Ken Starr on HHS Mandate Litigation

Unfortunately, former Solicitor General (and current Baylor University president) Ken Starr gets a couple of things wrong in his otherwise commendable NRO essay today on the HHS mandate litigation:

1. Embracing the myth of judicial supremacy, Starr writes:

In a constitutional republic, the Supreme Court is indeed supreme when it comes to saying what the Constitution means. That much has been clear since 1803, when Chief Justice John Marshall spoke for a unanimous Court in the iconic case of Marbury v. Madison

But, as I have explained repeatedly, it wasn’t until 1958 that the Court first proclaimed its supposed supremacy. Further:

Properly understood, Marbury stands at most for the limited proposition that the courts, in exercising their judicial function, may review the constitutionality of statutes that they are asked to apply. As leading liberal scholar Laurence Tribe has acknowledgedMarbury in no way establishes that the federal judiciary in general—or the Supreme Court in particular—is supreme over the President and Congress in determining what the Constitution means: “presidents have never taken so wholly juricentric … a view of the constitutional universe—a view that certainly isn’t implied by the power of judicial review as recognized in Marbury v. Madison.”

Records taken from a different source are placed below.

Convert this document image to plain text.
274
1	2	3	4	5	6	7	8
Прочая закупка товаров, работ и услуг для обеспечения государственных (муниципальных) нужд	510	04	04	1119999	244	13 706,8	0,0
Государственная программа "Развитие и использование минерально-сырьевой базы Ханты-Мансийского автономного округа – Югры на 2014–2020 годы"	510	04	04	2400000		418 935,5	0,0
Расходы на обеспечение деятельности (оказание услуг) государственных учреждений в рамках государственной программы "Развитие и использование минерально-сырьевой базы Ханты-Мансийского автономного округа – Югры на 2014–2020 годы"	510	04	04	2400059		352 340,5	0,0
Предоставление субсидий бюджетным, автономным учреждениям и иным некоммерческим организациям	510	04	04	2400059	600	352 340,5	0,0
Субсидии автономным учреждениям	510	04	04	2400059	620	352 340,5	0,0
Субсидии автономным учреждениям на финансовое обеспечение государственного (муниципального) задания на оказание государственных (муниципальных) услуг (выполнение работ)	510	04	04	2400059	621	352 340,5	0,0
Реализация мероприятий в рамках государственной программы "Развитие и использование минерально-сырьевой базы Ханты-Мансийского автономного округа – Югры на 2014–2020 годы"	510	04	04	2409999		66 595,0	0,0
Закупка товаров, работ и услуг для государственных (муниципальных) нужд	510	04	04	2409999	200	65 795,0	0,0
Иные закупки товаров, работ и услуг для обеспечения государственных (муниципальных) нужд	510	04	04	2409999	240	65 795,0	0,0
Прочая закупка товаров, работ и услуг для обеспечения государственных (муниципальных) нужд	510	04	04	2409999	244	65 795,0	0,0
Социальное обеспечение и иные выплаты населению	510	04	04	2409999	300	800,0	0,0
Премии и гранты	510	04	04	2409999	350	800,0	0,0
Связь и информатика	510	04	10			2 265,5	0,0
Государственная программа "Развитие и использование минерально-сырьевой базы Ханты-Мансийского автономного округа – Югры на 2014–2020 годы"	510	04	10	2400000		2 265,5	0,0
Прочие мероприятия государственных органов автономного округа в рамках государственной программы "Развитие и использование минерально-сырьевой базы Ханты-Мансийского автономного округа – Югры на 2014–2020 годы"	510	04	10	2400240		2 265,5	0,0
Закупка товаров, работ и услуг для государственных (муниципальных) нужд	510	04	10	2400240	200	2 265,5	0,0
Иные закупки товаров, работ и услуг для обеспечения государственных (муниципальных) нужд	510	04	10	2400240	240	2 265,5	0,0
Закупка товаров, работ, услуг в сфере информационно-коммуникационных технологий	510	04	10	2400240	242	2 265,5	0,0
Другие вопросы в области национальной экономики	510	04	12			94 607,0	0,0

(I’m also far less convinced than Starr is that the Court’s 1997 decision in City of Boerne v. Flores, which held that the federal Religious Freedom Restoration Act could not constitutionally apply against the states, is correct.)

2. With respect to the HHS mandate litigation, Starr wrongly thinks that the Department of Justice is arguing that for-profit corporations aren’t “persons” within the meaning of RFRA (and that the case “may well turn on this very technical debate”). But DOJ doesn’t in fact make that argument. It instead contends that for-profit corporations aren’t persons capable of the “exercise of religion.” DOJ’s contention is wrong (as I’ve spelled out), but it’s very different from the Dictionary Act argument that Starr imagines might be central.